This study by the USGS is summarized here:
Estimated groundwater depletion in the United States during 1900–2008 totals approximately 1,000 cubic kilometers (km3 ). Furthermore, the rate of groundwater depletion has increased markedly since about 1950, with maximum rates occurring during the most recent period (2000–2008) when the depletion rate averaged almost 25 km3 per year (compared to 9.2 km3 per year averaged over the 1900–2008 timeframe).
The purposes of this report are (1) to document the magnitude and trends in longterm groundwater depletion in the United States, and (2) to provide additional background information and details that support the methods and calculations used to estimate groundwater depletion for the 40 areas and 1 land use category of depletion in the United States—information that underlies the assessments in Konikow (2011). Because no substantial volumetric groundwater depletion is evident in Alaska, that area is excluded from the maps in this report.
Discussion of Results The 41 separate assessments (table 1) provide evidence that the long-term (1900–2008) cumulative depletion of groundwater in the United States is about 1,000 km3 —about twice that of the volume of water contained in Lake Erie (about 480 km3 ). The depletion volume had increased from about 800 km3 in 2000—an increase of 25 percent in just 8 years. This large volume of depletion represents a serious problem in the United States because much of this storage loss cannot be easily or quickly recovered and affects the sustainability of some critical water supplies and base flow to streams, among other effects.
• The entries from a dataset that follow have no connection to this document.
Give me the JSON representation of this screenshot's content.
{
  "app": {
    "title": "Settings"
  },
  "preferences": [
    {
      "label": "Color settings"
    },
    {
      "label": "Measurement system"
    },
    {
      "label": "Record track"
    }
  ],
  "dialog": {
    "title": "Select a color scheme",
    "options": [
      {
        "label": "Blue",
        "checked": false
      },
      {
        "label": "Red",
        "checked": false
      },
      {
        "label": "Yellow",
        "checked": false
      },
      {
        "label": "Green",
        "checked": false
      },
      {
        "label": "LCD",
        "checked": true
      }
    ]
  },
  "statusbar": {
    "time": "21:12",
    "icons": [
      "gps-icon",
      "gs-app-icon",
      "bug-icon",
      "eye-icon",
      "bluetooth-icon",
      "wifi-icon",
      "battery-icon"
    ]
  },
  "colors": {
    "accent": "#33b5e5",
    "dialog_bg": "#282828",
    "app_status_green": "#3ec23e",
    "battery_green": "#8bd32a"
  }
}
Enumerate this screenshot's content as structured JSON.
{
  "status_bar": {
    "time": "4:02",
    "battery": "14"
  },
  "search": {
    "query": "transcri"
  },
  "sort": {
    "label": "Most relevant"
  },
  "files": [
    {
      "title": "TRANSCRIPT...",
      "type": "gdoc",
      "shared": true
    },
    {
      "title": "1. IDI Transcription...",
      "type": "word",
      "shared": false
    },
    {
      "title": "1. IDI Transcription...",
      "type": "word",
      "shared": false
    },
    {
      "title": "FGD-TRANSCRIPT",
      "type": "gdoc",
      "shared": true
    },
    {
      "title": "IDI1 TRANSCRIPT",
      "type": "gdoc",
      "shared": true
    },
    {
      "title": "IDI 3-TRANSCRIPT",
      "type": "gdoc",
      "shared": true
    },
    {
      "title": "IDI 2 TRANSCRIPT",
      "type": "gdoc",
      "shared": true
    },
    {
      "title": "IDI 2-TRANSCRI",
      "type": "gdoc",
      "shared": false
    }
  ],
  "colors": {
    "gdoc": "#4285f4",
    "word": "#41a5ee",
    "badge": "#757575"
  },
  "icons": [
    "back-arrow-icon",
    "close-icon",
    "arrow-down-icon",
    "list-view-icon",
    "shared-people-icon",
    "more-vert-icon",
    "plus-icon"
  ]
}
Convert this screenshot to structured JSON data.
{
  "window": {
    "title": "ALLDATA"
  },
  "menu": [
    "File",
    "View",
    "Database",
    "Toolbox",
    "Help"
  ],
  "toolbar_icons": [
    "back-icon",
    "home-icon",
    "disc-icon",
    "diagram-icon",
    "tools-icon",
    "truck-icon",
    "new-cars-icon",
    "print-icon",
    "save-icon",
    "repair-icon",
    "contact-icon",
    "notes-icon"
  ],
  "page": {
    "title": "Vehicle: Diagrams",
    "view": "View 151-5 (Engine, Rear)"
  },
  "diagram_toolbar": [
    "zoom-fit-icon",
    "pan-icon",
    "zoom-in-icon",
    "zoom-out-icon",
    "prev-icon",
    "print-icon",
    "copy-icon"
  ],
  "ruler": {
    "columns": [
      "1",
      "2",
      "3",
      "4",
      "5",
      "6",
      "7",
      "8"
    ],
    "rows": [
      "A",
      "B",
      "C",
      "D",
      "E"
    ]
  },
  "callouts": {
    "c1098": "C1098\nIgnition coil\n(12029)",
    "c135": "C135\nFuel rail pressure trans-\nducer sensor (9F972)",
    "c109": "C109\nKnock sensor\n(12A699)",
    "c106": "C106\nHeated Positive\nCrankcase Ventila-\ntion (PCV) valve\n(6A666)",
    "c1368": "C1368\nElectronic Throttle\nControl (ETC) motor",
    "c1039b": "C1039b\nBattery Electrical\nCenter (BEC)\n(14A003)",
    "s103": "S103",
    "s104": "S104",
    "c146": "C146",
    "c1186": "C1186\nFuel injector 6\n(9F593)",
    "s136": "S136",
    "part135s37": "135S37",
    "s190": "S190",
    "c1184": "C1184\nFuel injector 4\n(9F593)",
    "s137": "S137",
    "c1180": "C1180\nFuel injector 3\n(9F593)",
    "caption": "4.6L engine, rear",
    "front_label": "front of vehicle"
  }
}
Conclusions This study assessed long-term groundwater depletion in 40 separate aquifer systems or subareas, and one land use category. The cumulative volume of groundwater depletion in the United States during the 20th century is large—totaling about 800 cubic kilometers (km3 ) and increasing by an additional 25 percent during 2001–2008 (to a total volume of approximately 1,000 km3 ).
Cumulative total groundwater depletion in the United States accelerated in the late 1940s and continued at an almost steady linear rate through the end of the century. In addition to widely recognized environmental consequences, groundwater depletion also adversely impacts the long-term sustainability of groundwater supplies to help meet the Nation’s water needs. Groundwater depletion also is a small contributor to global sea-level rise, but sufficiently large that it needs to be recognized as a contributing factor and accounted for when explaining long-term global sea-level rise.
In general, unconfined aquifers exhibit greater volumetric depletion than do confined aquifers, although the latter tend to have greater water-level declines. Depletion in confined aquifers is derived primarily from leakage and storage depletion in adjacent low-permeability confining units. Depletion is also greater in the semiarid to arid western States than in the humid eastern States because of the greater potential for recharge to offset or balance withdrawals in humid areas.